La procura della Repubblica di Spoleto ha aperto un fascicolo per accertare eventuali responsabilità mediche nella vicenda che ha portato alla morte di Sabjan Ballici, operaio elettricista di 24 anni di origine albanese, deceduto il 20 febbraio scorso all’ospedale di Foligno a causa di un adenocarcinoma gastrico diagnosticato in fase avanzata.
La notizia è stata riportata in prima battuta da Massimo Solani in un servizio della TGR Umbria e da Francesca Marruco per Il Corriere dell’Umbria. La famiglia del giovane, assistita dagli avvocati Luca Maori e Luca Valigi, ha presentato una denuncia-querela chiedendo che vengano accertate eventuali omissioni o errori nel percorso diagnostico seguito dal ragazzo tra la fine del 2025 e l’inizio del 2026.

Secondo quanto ricostruito negli atti depositati in procura, Sabjan Ballici aveva iniziato ad accusare problemi di salute già nell’estate del 2025. Come riportato da Il Corriere dell’Umbria, comparvero una tosse persistente con tracce di sangue nell’espettorato e successivamente episodi di febbre alta. Nel corso dei mesi il giovane si sottopose a diversi accertamenti, tra cui radiografie del torace, una fibrorinoscopia, una spirometria e un’ecografia per una tumefazione inguinale, senza che emergessero elementi tali da portare alla diagnosi della patologia tumorale.
Il primo accesso al pronto soccorso dell’ospedale ‘Santa Maria della Misericordia’ di Perugia risale al 27 dicembre 2025. Secondo quanto denunciato dai familiari e riferito sia dalla TGR Umbria che da Il Corriere dell’Umbria, quel giorno il giovane si presentò in ospedale dopo aver effettuato una Tac al torace in una struttura privata che aveva evidenziato un ingrossamento dei linfonodi. Gli venne attribuito un codice non urgente e, dopo circa sei ore di attesa senza essere visitato, decise di lasciare il pronto soccorso.
Il secondo accesso avvenne il 19 gennaio. Come riferito dalla TGR Umbria, Ballici si presentò con un’impegnativa del medico di famiglia che raccomandava il ricovero per bronchiolite. Anche in quell’occasione, tuttavia, venne dimesso dopo una consulenza pneumologica e indirizzato a ulteriori accertamenti. Il Corriere dell’Umbria aggiunge che durante il successivo esame broncoscopico del 27 gennaio, un medico avrebbe attribuito i sintomi del giovane all’uso di sostanze stupefacenti. Nella denuncia la famiglia contesta questa ricostruzione e nega categoricamente qualsiasi consumo di droga.

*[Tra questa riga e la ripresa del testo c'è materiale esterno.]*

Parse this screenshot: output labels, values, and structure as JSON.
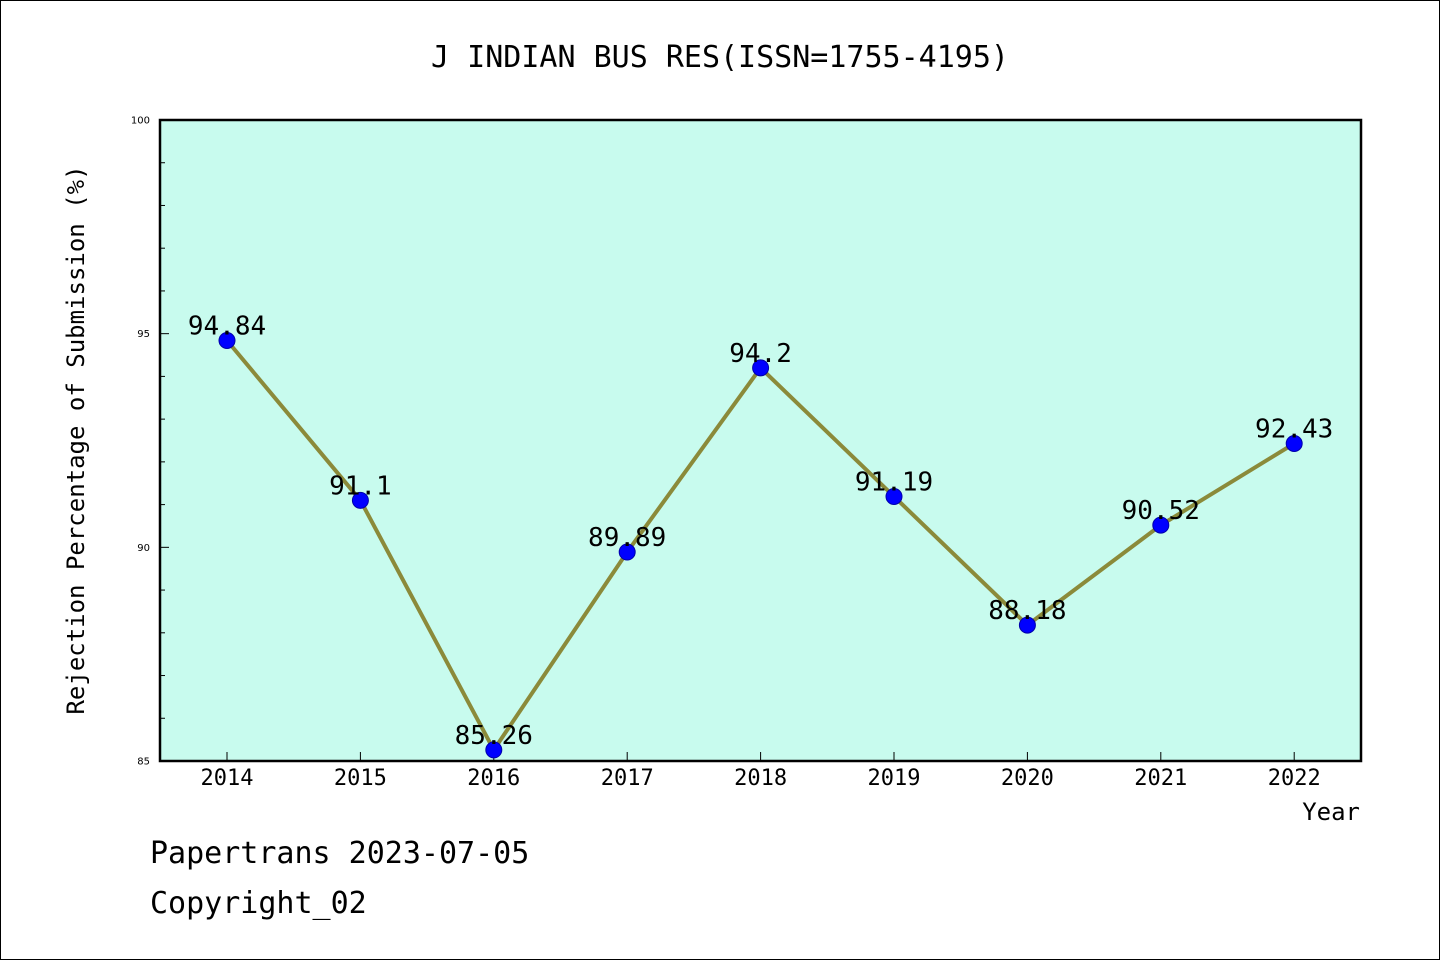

Il terzo accesso al pronto soccorso di Perugia avvenne il 29 gennaio, quando le condizioni del 24enne erano ulteriormente peggiorate. Dopo una notte trascorsa in osservazione, il ragazzo fu nuovamente dimesso con indicazione di rivolgersi al medico curante. Di fronte al progressivo aggravamento del quadro clinico, la famiglia decise quindi di accompagnarlo all’ospedale di Foligno. Qui, il 6 febbraio, venne immediatamente ricoverato e sottoposto agli accertamenti che portarono alla diagnosi di adenocarcinoma gastrico. Secondo quanto ricostruito, il giovane morì due settimane più tardi per una crisi respiratoria acuta.
Alla base della denuncia presentata dai legali vi è una consulenza medico-legale di parte secondo cui la diagnosi avrebbe potuto essere formulata molto prima. Nel documento si sostiene che la mancata individuazione tempestiva della malattia abbia «impedito di fatto qualsiasi trattamento chemioterapico». Il consulente precisa inoltre che, pur non essendo possibile affermare con certezza che una diagnosi precoce avrebbe salvato la vita del giovane, essa avrebbe potuto «almeno rallentare l’evoluzione della patologia», «allungare la vita del paziente quantomeno di mesi» e «ridurre le sue sofferenze».
Come riportato da Francesca Marruco, il fascicolo è stato assegnato al pubblico ministero Alessandro Tana e, allo stato attuale, non risultano persone indagate. Saranno gli accertamenti della magistratura a stabilire se vi siano state responsabilità nel percorso sanitario seguito da Sabjan Ballici e se una diagnosi anticipata avrebbe potuto modificare il decorso della malattia.